The three-step framework that flips pre-auth denials. First, the peer-to-peer review request. Federal law and most state insurance regulations require the carrier to make a peer-to-peer review available within 24 to 72 hours of request, with a physician of the same specialty as the treating provider. Demand the peer-to-peer in writing, identify the treating physician's specialty (pediatric neurology in our case), and require that the reviewing physician be board-certified in the same subspecialty. Carelon initially offered a general pediatrician for the peer-to-peer which we rejected. They eventually produced a pediatric neurologist 6 days later. The peer-to-peer did not resolve the denial because the reviewer cited an internal Carelon guideline that conflicted with the AAN practice parameters.

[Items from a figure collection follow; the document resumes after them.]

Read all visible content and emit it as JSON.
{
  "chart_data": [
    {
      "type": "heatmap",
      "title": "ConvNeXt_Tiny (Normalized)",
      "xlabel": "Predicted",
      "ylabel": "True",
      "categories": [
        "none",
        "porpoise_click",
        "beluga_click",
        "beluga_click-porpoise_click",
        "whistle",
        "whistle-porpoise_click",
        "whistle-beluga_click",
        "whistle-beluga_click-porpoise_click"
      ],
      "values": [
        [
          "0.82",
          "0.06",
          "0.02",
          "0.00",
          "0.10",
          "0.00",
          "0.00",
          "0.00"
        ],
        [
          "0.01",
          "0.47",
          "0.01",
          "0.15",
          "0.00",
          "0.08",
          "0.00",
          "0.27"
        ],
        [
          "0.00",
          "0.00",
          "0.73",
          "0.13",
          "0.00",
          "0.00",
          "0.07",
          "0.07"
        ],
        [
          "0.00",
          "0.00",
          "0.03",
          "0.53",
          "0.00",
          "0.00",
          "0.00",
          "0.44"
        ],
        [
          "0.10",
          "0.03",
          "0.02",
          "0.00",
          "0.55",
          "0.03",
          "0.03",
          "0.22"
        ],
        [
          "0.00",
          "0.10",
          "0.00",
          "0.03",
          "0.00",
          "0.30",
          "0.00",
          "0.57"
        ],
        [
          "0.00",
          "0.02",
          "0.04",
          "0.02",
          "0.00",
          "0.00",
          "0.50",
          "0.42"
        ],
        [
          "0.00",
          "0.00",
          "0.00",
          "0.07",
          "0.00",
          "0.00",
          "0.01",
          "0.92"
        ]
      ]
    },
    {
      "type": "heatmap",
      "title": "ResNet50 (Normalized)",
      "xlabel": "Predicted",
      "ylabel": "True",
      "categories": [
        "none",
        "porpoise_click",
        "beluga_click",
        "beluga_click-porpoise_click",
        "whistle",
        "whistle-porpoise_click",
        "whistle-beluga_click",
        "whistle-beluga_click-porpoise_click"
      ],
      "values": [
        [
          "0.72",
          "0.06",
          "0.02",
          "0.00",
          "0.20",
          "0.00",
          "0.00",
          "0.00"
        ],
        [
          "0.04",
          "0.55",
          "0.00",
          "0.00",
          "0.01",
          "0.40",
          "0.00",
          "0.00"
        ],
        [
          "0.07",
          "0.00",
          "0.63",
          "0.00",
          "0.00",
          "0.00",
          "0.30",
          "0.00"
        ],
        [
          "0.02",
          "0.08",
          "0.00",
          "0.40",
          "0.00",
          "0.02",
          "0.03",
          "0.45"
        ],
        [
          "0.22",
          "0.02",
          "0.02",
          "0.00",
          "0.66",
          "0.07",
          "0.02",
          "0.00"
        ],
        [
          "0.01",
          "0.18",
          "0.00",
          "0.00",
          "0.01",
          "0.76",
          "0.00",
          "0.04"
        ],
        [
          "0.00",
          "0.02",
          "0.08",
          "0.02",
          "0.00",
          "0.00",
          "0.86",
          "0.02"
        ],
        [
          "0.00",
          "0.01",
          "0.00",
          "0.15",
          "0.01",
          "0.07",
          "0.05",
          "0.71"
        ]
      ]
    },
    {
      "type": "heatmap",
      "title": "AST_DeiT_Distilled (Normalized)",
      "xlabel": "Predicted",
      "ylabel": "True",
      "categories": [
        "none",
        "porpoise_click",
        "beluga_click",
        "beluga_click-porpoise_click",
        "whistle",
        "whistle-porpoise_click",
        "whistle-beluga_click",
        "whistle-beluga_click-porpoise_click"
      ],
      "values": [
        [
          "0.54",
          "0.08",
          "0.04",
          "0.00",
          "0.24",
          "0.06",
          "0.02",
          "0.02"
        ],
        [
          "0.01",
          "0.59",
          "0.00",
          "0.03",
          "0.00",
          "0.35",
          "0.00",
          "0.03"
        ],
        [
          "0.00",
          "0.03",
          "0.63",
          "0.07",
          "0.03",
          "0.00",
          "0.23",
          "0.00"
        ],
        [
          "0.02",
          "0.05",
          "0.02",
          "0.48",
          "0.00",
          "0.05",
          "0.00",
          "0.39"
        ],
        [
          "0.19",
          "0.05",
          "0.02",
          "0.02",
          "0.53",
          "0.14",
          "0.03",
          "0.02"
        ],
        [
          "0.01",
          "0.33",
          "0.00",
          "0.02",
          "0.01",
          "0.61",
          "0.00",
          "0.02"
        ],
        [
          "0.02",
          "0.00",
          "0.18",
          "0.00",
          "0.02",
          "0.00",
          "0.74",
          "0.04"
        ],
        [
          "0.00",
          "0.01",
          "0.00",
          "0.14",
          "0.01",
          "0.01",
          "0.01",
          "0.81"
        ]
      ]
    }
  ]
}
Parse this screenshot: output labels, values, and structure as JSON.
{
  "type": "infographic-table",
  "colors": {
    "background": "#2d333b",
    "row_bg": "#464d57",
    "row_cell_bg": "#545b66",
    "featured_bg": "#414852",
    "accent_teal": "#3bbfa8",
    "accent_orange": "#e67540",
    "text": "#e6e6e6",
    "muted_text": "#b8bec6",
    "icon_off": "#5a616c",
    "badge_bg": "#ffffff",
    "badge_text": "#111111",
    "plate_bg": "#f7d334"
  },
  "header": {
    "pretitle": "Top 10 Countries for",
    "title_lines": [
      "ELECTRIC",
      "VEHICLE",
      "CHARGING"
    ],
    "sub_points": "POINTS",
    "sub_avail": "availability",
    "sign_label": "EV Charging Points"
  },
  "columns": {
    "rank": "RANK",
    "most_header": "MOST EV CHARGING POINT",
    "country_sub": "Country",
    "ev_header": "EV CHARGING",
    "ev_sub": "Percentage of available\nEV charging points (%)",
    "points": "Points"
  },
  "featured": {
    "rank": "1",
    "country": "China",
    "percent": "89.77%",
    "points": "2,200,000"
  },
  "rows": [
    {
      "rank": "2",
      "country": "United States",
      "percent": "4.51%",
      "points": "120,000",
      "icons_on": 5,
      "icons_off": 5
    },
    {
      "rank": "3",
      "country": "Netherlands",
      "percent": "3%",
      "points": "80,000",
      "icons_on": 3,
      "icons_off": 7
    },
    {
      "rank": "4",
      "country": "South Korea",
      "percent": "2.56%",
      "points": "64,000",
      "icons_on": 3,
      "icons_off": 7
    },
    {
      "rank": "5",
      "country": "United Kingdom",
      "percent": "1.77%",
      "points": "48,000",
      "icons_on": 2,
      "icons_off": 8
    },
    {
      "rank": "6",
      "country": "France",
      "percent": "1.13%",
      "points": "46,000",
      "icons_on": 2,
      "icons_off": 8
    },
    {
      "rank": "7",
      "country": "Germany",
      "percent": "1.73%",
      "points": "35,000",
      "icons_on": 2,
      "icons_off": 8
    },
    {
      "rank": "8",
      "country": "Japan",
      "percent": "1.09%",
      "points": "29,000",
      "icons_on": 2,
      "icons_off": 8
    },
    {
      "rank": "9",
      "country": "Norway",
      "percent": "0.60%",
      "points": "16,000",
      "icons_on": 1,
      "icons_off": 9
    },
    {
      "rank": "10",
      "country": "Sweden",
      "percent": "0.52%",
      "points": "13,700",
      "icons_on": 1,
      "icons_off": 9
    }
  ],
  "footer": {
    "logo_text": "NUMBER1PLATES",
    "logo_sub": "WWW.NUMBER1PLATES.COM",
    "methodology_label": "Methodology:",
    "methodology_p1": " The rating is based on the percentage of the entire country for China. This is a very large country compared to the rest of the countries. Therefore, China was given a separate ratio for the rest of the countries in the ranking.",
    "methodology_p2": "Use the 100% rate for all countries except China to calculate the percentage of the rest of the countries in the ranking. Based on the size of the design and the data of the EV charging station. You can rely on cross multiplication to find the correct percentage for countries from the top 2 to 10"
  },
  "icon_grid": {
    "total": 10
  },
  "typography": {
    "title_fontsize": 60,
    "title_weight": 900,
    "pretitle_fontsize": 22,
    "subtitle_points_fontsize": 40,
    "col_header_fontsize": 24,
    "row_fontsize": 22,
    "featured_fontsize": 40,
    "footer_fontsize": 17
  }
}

Second, the urgent external review under the ACA. Section 2719 of the ACA requires all non-grandfathered group health plans and individual market plans to provide an external review process for adverse benefit determinations, with urgent review available where delay would jeopardize the enrollee's health. Pediatric seizure workup qualifies as urgent on its face. The external review request must be submitted to the appropriate state external review organization (in Illinois, the Illinois Department of Insurance assigns an Independent Review Organization). The IRO physician must be a board-certified specialist in the relevant field, must not have any affiliation with the carrier or the RBM vendor, and must issue a decision binding on the carrier within 72 hours for urgent reviews. We submitted the external review request on day 5 after the initial denial. Third, the supporting documentation packet. The packet must include the treating neurologist's detailed clinical rationale, the EEG findings, the relevant AAN practice parameters (Hirtz et al. 2003 "Practice parameter: evaluating a first nonfebrile seizure in children" and the 2007 update), the NCCN imaging guidance where applicable, and any institutional protocols from the treating facility. The IRO physician (a pediatric epileptologist at a Midwest academic medical center) reversed the denial in 11 days finding that MRI was clearly indicated under the AAN practice parameters for new-onset focal seizure with EEG abnormalities. The MRI was performed 5 days after the reversal and identified a small right temporal cortical dysplasia which directly informed her surgical evaluation. The external review process is mandatory, fast, and binding on the carrier. Most parents never use it because they do not know it exists.